LocalWin.com - Your Local Business Finder

Do-It-Yourself HTML and JavaScript Tips

Do-It-Yourself HTMLHTML and JavaScript is the original specification for most web applications of the last few years. Of course, it goes without saying that there are several new technologies ready to lay down markers on the developing scene, but not many can compare to the flexibility and support offered by the use of HTML and JavaScript in tandem.

It's important to realize that the true value of these languages doesn't lie in their own individual qualities, but in the way that they can be used together. JavaScript can be considered a built on extension of regular HTML.

HTML, on its own, doesn't know how to respond to requests sent directly through its central components. JavaScript works to integrate event handlers and provide a more dynamic browsing experience for us all.

We're going to look at several ways that you can bring to life, and improve the functionality of your website, through the use of JavaScript or regular HTML.

JavaScript is extremely useful in the sense that it has the capacity to evaluate data before it gets sent to a server for processing. How many times have you filled in a form online, or tried to log in somewhere, only to receive an error message? This is achieved through the use of client-side validation, and yes, that's where JavaScript is the Holy Grail for web developers.

When we submit a form on a website, it's possible to include an additional attribute known as the onSubmit event. Through this scope, we can link to a JavaScript file or a code snippet where the data will be checked. If the script returns true, the form will be submitted. If it returns false, it won't.

On the surface, this might sound quite irrelevant. Why would we need to check a form? Surely that can be done once it's been submitted? In some cases, it isn't overly important. But if you're committing changes to a SQL database or checking the integrity of a field value, validation gives the developer a great deal of control over the application.

JavaScript can also be used to produce popup windows and alerts. By using the WINDOW and ALERT functions, it's possible to add an extra layer of security and flexibility to prevent users from making a single click to radically affect their browsing experience. 
- Window.Open()

The OPEN command above will create a new window. The attributes of the window can be defined within the brackets. You can use this to embed advertisements in a page.
- alert (" This my alert! ")

Embedding the alert code in to a page will spring up a common confirmation box. If the user presses OK, the application will continue. If they press "Cancel" or the little X, the changes will be rolled back with a false value being returned.
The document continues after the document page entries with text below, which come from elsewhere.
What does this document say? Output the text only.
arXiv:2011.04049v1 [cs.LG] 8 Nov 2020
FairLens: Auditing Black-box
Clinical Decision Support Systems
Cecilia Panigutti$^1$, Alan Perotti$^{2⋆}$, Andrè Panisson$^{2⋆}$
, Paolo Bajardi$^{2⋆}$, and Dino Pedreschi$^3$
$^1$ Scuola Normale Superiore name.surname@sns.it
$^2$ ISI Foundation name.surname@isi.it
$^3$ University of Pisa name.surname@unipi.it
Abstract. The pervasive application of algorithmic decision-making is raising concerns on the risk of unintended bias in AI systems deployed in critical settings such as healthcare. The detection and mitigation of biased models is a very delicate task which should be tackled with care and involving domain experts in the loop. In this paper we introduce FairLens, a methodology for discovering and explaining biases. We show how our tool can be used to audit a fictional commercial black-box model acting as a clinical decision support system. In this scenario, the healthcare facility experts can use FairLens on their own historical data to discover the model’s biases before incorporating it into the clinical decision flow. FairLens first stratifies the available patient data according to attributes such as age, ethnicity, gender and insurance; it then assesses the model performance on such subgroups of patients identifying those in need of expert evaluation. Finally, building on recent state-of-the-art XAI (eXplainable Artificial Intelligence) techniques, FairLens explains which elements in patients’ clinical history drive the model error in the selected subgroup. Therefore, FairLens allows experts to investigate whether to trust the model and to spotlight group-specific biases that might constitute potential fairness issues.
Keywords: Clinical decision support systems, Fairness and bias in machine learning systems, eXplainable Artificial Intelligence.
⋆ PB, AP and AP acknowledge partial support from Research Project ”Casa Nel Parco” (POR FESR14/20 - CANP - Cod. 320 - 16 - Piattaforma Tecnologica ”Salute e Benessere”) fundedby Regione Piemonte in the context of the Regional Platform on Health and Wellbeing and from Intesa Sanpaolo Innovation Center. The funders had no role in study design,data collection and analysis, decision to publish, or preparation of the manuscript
As you can probably imagine, confirmation boxes are a highly recommended addition to any HTML page which requires an important form submission. You should never commit major changes without asking for a confirmation through the use of JavaScript.

It isn't all about functionality though. JavaScript can be used to make your page look more visually creative, and this is probably happening right under your nose without you noticing! Rollover images are another example of JavaScript events being triggered.

When we use the onMouseOver and onMouseOut events, we can capture the location of the user's mouse and enjoy a whole variety of different possibilities. The most commonly used of these is the aforementioned rollover effect.

A website can really leap out from the page if it moves and changes from your touch. Many sites use JavaScript in the navigation menu to change the color of a button, or to produce a light glow when the mouse hovers over it.

By saving two versions of the same image in different states, you can link each image to the onMouseOver and onMouseOut events respectively, and this will give you a neat rollover. Don't abuse the trick though. Too many rollover images will lead to painstakingly slow loading times, or delayed changes!

We can even go as far as to change the way that a site transitions from one page to the next. The HTTP-EQUIV attribute inside the META tag can be modified to any value between 1 and 23. Each of these numbers relates to a different page transition; whether it is a dissolving page, a box-in motion, or a box-out effect. You can create a truly unique navigation system by having a play around with the various transitions on offer. But once again, remember that too much is a real spoiler for the user. If you apply relentless transitions left right and center, it'll simply disorientate your audience.

Transitional effects are currently supported on Microsoft Internet Explorer, but they can't be sure of working on other browsers such as Firefox or Netscape. Check the documentation of your web browser to establish whether it's compatible with JavaScript page transitioning.

Many web designers use JavaScript to bring a page to life with movement and visual activity, but they'd do well to remember the potential of a very basic HTML tag. The MARQUEE set is great for sprucing up a web page and can be used to create a scrolling news bar with little difficulty.
- <MARQUEE> This is my scrolling text. </MARQUEE>

The code above will create moving text to scroll from right to left. You can configure the speed of the marquee by setting its attributes accordingly.

It might not be the hardest tag to master, but it's amazing how a single marquee can make a website seem dynamic and alive!

HTML is a great starting base for any aspiring web developer, but knowledge of JavaScript and a few simple tricks is often enough to turn a good webpage in to a great one. Use your knowledge wisely and steer clear of over-elaboration. It doesn't take much to separate your site from the rest.